Слеза медленно поползла по левой щеке Ольги, крупная, зеленоватая, точно подсвеченная фосфористым мерцанием глаз. Как невинен, как трогателен был сейчас облик этой женщины, так незаслуженно оскорбленной в своем благородном порыве. Эта женственная слабость, это умилительное простодушие уже готовы были перебороть небольшое мужество Игорева сердца, если бы не столь хорошо знакомое князю зеленоватое свечение из-под мокрых рыжих ресниц, всегда предвещавшее что-то недоброе.

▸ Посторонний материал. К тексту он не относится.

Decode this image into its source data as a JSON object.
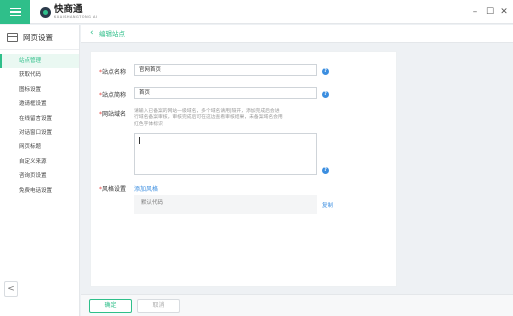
{
  "app": {
    "name": "快商通",
    "sub": "KUAISHANGTONG AI"
  },
  "window": {
    "minimize": "–",
    "maximize": "☐",
    "close": "✕"
  },
  "sidebar": {
    "title": "网页设置",
    "items": [
      {
        "label": "站点管理",
        "active": true
      },
      {
        "label": "获取代码"
      },
      {
        "label": "图标设置"
      },
      {
        "label": "邀请框设置"
      },
      {
        "label": "在线留言设置"
      },
      {
        "label": "对话窗口设置"
      },
      {
        "label": "网页标题"
      },
      {
        "label": "自定义来源"
      },
      {
        "label": "咨询页设置"
      },
      {
        "label": "免费电话设置"
      }
    ],
    "collapse": "<"
  },
  "breadcrumb": {
    "label": "编辑站点"
  },
  "form": {
    "site_name": {
      "label": "站点名称",
      "value": "官网首页"
    },
    "site_short": {
      "label": "站点简称",
      "value": "首页"
    },
    "domain": {
      "label": "网站域名",
      "note_lines": [
        "请输入已备案的网站一级域名，多个域名请用|隔开，添加完成后会进",
        "行域名备案审核，审核完成后可在这边查看审核结果，未备案域名会用",
        "红色字体标识"
      ]
    },
    "style": {
      "label": "风格设置",
      "add_link": "添加风格",
      "default": "默认代码",
      "copy": "复制"
    },
    "required_mark": "*",
    "help_glyph": "?"
  },
  "footer": {
    "ok": "确定",
    "cancel": "取消"
  },
  "colors": {
    "accent": "#2fbf8a",
    "link": "#3b8ee0",
    "required": "#e64340"
  }
}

— Святослав просил, чтобы ты ему тул привез с маленькими стрелками, и лук, и кожаное налучье… — дребезжащим голосом выговорила Ольга и всхлипнула.
— Рулав! Аскольд! — зычно заорал Игорь, резко отстраняясь от Ольгиного возка, в одном движении взлетая на лошадь. — Дальше в Киев поведете обоз! А я с младшей дружиной назад к Малу ворочусь!
— Что такое? Что там еще поделалось? — стали съезжаться к князю дружинные сотники.
— Обоз велик, добра много, нужно его до Киева в целости доставить, — уклонялся от прямого ответа Игорь. — А я с малой дружиной… Безуем! Ну-ка, давай сюда! А я с молодой дружиной в Искоростень вернусь, забыл я кой о чем с деревским князем столковаться.
— Так пошли к нему людей, — резонно подсказывал одноглазый Жирослав, старейший ратник, через все красное лицо которого проходил огромный беловатый рубец. — Пошли две дюжины. А то и сотню пошли. Тебе-то чего вертать?
— И то! Пошли Безуема, — тут же к Жирославу присоединилось несколько голосов. — Тем паче не надо тебе к Малу ехать, что распрощались мы с ним не слишком полюбовно.
— Вот еще! — спесиво вскидывал голову Игорь. — Что мне с ним любови-то разводить! Или я не светлейший ему князь?